Things like Dry January used to be something that needed to be highlighted. But instead of highlighting it, people ended up almost separating it, which is where we fell into extremes. In reality, alcohol isn’t going to go away—it’s going to continue being a part of everyday life, whether you ingest it or not. Wine is way more than just alcohol. On the other end, Dry January is just someone choosing not to drink—that could be for a plethora of reasons. It’s not necessarily this permanent thing and it doesn’t necessarily stem from misuse of alcohol. I keep coming back to the word integration. How we’re approaching sobriety is becoming more of a reflection of how the world actually operates.

How has sobriety impacted your career as a wine professional and sommelier?

I’ve been lucky with putting myself in welcoming places. I do remember this one opportunity—their representative let me know that it was between me and another person. Ultimately, they went with the other candidate because they were concerned that I wouldn’t be drinking at events or with clients. If anything, that experience made me double down on operating the way that is right for me. I want a career in this industry—it’s the most sustainable route.

What is it that made you want to keep working in wine?

Wine is so much more than alcohol. What excites me is education, discovery, travel and community. It’s all intertwined with wine. In my first wine class, I thought it was so beautiful that two ounces of wine can retain qualities of where it came from, how it grew and how it develops in the glass once you spend time with it. Those are all very human-like qualities—that’s what keeps me in the wine industry.

Over the years, we’ve seen an uptick of restaurants putting nonalcoholic wines on their wine lists. What’s a tip you have for incorporating nonalcoholic wines into a program?

Integration is something I apply to our wine list at Crane Club. For example, in the section of sparkling wines and Champagne, in that same section, I have a de-alcoholized sparkling rosé. You differentiate it in the same way that you would an aging designation or noting that a bottle is a magnum. It doesn’t make that wine any less of a beverage or present it as an afterthought.

This also extends to how you treat these bottles. When someone orders an alcoholic beverage, you’re paying attention to the glassware and the service. It’s our responsibility to know as much about spirits, tea, coffee and nonalcoholic beverages as we do wine.

It’s not even cannibalizing a sale of an alcoholic drink—it’s expanding on it. People are going to say, “We’re gonna go to this place, but let me check out their nonalcoholic offerings.” If they don’t have good options, those people can go somewhere else that will accommodate everyone.
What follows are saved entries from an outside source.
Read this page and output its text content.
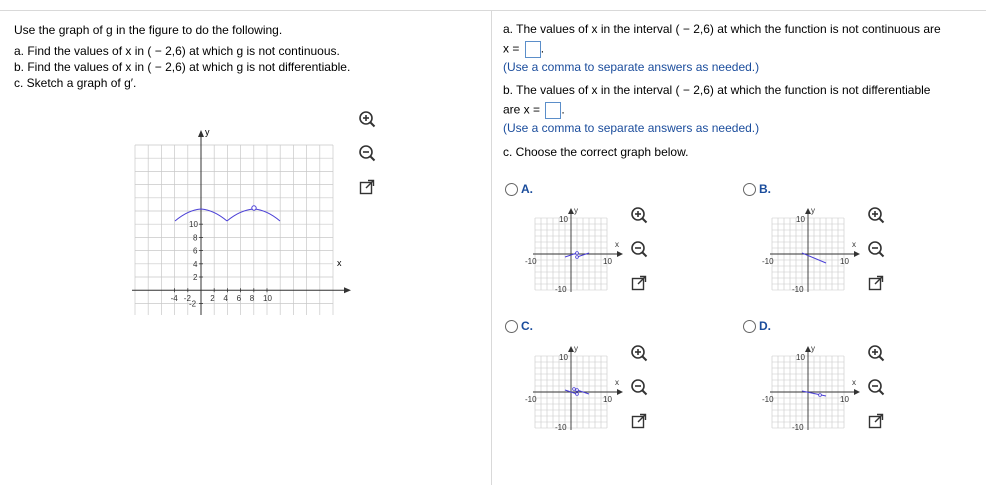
Use the graph of g in the figure to do the following.
a. Find the values of x in ( − 2,6) at which g is not continuous.
b. Find the values of x in ( − 2,6) at which g is not differentiable.
c. Sketch a graph of g′.
-4 -2 2 4 6 8 10
10
8
6
4
2
-2
y
x
a. The values of x in the interval ( − 2,6) at which the function is not continuous are
x = .
(Use a comma to separate answers as needed.)
b. The values of x in the interval ( − 2,6) at which the function is not differentiable
are x = .
(Use a comma to separate answers as needed.)
c. Choose the correct graph below.
A.	B.
C.	D.
y
x
10
-10
-10	10
y
x
10
-10
-10	10
y
x
10
-10
-10	10
y
x
10
-10
-10	10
So then you’re not just losing out on an alcoholic beverage sale, but you’re losing multiple potential and returning guests.
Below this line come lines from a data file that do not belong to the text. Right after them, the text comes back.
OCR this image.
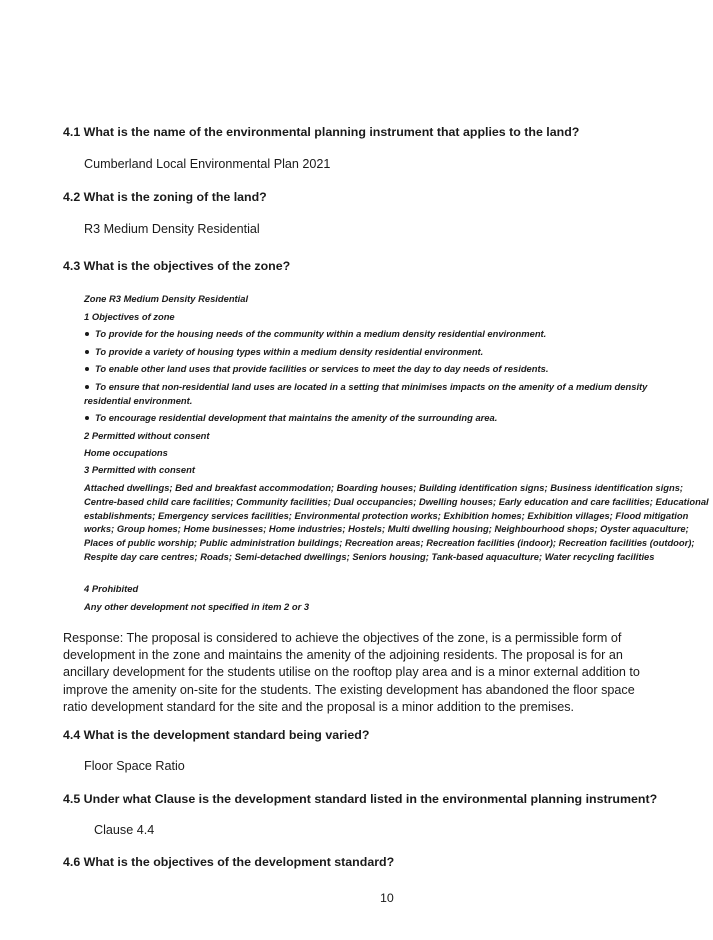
4.1 What is the name of the environmental planning instrument that applies to the land?
Cumberland Local Environmental Plan 2021
4.2 What is the zoning of the land?
R3 Medium Density Residential
4.3 What is the objectives of the zone?
Zone R3 Medium Density Residential
1 Objectives of zone
To provide for the housing needs of the community within a medium density residential environment.
To provide a variety of housing types within a medium density residential environment.
To enable other land uses that provide facilities or services to meet the day to day needs of residents.
To ensure that non-residential land uses are located in a setting that minimises impacts on the amenity of a medium density residential environment.
To encourage residential development that maintains the amenity of the surrounding area.
2 Permitted without consent
Home occupations
3 Permitted with consent
Attached dwellings; Bed and breakfast accommodation; Boarding houses; Building identification signs; Business identification signs; Centre-based child care facilities; Community facilities; Dual occupancies; Dwelling houses; Early education and care facilities; Educational establishments; Emergency services facilities; Environmental protection works; Exhibition homes; Exhibition villages; Flood mitigation works; Group homes; Home businesses; Home industries; Hostels; Multi dwelling housing; Neighbourhood shops; Oyster aquaculture; Places of public worship; Public administration buildings; Recreation areas; Recreation facilities (indoor); Recreation facilities (outdoor); Respite day care centres; Roads; Semi-detached dwellings; Seniors housing; Tank-based aquaculture; Water recycling facilities
4 Prohibited
Any other development not specified in item 2 or 3
Response: The proposal is considered to achieve the objectives of the zone, is a permissible form of development in the zone and maintains the amenity of the adjoining residents. The proposal is for an ancillary development for the students utilise on the rooftop play area and is a minor external addition to improve the amenity on-site for the students. The existing development has abandoned the floor space ratio development standard for the site and the proposal is a minor addition to the premises.
4.4 What is the development standard being varied?
Floor Space Ratio
4.5 Under what Clause is the development standard listed in the environmental planning instrument?
Clause 4.4
4.6 What is the objectives of the development standard?
10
What is your philosophy on pairing food with nonalcoholic wines?

Nonalcoholic wine is a double-edged sword right now because there are so many options. It is amazing, but too many options can also be detrimental. That’s part of just growing pains and adjusting expectations. Maybe there will be a future where you’ll take a sip of a nonalcoholic and it’ll fool you. Not too many that exist right now, but that’s not what everyone’s looking for. Not everyone is looking for a nonalcoholic beverage that’s like an alcoholic one. My favorite food and beverage pairing is tacos al pastor and agua de jamaica, hibiscus tea. You get so limited when you have to stay in the lens of wine.

What are some of your favorite nonalcoholic bottles right now?

I really like Woody’s and Noughty. Moderato is really cool—they opened a center for de-alcoholization in France. (Historically, a lot of that process has been done in Germany.) It’s great to see more brands and companies keeping these processes in-house for their nonalcoholic wines.